Thursday, May 16, 2013

Teamster civil rights martyr inducted into Labor's International Hall of Fame today

Viola Liuzzo, murdered by the Ku Klux Klan in 1965 for her role in the civil rights movement, is being inducted into Labor's International Hall of Fame today. She was the wife of a Teamster business agent and a heroine to us all.
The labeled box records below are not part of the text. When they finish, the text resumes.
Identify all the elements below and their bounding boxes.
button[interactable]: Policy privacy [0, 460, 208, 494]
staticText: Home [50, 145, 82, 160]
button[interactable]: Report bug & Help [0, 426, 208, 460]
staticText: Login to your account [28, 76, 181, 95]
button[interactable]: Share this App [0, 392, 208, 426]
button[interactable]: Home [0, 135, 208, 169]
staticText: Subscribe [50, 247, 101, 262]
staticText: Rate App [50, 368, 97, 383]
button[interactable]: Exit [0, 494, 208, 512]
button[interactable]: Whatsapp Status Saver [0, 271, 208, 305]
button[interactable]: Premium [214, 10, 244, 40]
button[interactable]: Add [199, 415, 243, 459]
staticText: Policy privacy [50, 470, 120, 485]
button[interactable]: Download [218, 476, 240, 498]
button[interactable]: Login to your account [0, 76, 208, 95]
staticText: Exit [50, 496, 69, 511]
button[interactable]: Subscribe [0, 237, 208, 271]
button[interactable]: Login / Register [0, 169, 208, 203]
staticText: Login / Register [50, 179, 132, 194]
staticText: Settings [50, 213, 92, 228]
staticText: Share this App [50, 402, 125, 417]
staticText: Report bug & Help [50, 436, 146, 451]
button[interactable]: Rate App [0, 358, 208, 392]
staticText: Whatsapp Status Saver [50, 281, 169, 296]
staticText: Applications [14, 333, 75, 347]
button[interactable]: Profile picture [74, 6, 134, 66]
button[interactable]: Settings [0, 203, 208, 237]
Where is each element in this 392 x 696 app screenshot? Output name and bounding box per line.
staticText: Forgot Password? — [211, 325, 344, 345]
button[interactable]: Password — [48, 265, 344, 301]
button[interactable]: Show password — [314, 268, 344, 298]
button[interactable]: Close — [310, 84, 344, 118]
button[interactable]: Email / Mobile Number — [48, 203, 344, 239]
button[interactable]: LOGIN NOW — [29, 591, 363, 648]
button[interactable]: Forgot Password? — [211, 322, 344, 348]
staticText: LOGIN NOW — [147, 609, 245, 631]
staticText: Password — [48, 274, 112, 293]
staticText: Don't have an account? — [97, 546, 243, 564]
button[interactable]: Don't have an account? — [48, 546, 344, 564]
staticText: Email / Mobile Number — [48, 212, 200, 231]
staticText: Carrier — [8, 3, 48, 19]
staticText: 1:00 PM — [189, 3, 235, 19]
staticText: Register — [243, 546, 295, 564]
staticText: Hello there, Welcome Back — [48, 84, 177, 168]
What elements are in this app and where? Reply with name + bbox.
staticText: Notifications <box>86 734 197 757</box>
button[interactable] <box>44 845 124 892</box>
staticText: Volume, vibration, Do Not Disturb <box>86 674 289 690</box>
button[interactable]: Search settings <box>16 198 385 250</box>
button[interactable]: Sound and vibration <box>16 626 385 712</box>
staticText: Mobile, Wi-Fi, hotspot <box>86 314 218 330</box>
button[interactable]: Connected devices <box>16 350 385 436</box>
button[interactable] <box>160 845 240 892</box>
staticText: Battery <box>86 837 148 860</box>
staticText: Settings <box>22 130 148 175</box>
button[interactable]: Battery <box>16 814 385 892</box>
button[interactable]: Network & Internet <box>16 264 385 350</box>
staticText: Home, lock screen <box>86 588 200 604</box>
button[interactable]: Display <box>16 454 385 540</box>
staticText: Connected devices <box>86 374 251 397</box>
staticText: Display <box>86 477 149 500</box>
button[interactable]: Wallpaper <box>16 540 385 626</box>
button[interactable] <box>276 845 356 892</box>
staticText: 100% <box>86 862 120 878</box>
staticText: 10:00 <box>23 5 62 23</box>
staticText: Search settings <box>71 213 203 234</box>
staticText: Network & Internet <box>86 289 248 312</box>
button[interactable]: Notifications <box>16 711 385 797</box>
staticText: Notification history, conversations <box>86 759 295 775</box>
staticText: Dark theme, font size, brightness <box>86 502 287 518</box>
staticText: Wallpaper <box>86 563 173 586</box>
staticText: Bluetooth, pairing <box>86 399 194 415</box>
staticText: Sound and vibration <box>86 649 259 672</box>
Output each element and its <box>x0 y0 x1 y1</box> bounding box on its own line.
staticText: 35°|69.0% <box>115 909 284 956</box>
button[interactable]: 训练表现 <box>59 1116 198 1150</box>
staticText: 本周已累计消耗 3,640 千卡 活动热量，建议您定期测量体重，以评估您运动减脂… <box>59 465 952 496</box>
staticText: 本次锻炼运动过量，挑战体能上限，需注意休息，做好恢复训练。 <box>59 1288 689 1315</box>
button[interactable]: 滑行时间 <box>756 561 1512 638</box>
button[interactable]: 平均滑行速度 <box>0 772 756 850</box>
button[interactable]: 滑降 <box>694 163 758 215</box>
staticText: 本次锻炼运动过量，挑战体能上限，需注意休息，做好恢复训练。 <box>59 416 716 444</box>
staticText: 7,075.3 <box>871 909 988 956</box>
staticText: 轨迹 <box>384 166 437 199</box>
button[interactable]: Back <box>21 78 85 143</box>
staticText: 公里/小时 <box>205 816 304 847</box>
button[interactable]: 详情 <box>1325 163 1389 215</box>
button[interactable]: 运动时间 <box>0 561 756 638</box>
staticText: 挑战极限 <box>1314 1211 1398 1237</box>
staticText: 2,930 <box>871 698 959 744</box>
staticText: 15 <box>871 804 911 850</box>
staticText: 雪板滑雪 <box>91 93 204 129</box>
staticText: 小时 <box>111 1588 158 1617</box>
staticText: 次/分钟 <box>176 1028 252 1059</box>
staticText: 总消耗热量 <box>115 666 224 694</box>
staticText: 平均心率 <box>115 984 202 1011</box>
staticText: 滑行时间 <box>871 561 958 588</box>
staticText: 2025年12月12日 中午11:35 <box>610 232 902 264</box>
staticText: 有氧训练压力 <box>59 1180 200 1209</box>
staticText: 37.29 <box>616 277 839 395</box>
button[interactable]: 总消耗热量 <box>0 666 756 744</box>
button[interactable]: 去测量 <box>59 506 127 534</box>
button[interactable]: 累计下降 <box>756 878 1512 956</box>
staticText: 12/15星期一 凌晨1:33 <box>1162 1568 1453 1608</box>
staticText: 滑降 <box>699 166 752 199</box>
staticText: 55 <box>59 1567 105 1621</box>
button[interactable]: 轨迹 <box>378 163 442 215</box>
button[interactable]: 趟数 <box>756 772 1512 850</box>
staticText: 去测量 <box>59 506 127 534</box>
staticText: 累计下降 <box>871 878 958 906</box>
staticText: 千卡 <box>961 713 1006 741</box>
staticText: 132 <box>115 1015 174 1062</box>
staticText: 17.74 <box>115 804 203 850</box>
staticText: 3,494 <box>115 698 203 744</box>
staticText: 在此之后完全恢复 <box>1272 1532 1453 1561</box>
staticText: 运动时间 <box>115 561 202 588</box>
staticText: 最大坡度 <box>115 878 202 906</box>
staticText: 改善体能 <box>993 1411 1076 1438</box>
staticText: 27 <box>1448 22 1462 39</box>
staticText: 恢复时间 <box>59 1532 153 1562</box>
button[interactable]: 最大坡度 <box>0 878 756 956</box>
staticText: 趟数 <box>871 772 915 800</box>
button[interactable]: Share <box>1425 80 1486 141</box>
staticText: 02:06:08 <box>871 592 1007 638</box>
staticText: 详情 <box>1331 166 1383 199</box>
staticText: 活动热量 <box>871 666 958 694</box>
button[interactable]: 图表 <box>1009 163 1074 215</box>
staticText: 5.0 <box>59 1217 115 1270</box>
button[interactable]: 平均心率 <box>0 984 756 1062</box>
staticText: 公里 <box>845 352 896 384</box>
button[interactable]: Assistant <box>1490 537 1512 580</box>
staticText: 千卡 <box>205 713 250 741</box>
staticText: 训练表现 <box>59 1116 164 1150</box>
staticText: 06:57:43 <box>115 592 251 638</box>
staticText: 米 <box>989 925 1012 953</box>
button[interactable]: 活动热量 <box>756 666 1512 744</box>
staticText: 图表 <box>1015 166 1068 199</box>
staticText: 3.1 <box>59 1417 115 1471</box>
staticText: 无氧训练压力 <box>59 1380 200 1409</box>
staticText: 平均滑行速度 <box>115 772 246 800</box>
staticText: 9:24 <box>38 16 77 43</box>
A recent CNN story describes what happened more than four decades ago:
The murder of Viola Liuzzo was one of the most shocking moments in the civil rights movement. On a winding, isolated road outside Selma, Liuzzo was ambushed and shot to death by a car full of Ku Klux Klansmen. 
She was murdered while giving a ride to a 19-year-old black man, Leroy Moton, one of many civil rights marchers she had driven around Selma. Liuzzo had joined the movement's carpool system soon after arriving in the small Alabama town. Liuzzo's murder became international news. Her photo became a fixture in history books. Her name has been inscribed on civil rights memorials throughout the United States. 
But people had far less sympathy for Liuzzo when she was murdered. Hate mail flooded her family's Detroit home, accusing her of being a deranged communist. Crosses were burned in front of the home. Her husband, Anthony Liuzzo Sr., had to hire armed guards to protect his family. 
A Ladies' Home Journal magazine survey taken right after Liuzzo's death asked its readers what kind of woman would leave her family for a civil rights demonstration. The magazine suggested that she had brought death on herself by leaving home -- and 55% of its readers agreed.
Viola Liuzzo was murdered in this car on an isolated Alabama highway while she participated in a voting rights campaign in Selma, Alabama.The Hall of Fame is also inducting two other women today:
  • "Big Annie” Clemenc was one of the most visible leaders of the 1913 copper miners’ strike on Michigan’s Keweenaw Peninsula, many times standing between the miners and police while draped in an American flag.
  • And Evelyn Dubrow, a journalist by trade and member of the American Newspaper Guild (now known as The Newspaper Guild/Communications Workers of America), also became a organizer, writer, educator and, in 1956, the chief Washington, D.C., lobbyist for the International Ladies’ Garment Workers, which is now UNITE HERE.
Labor's International Hall of Fame announced the inductees in September in a statement:
These incredible advocates are so deserving of the labor movement’s recognition and remembrance. We look forward to the induction ceremony on May 16, 2013, and making sure the rich histories of sisters Liuzzo, Clemenc and Dubrow are properly remembered.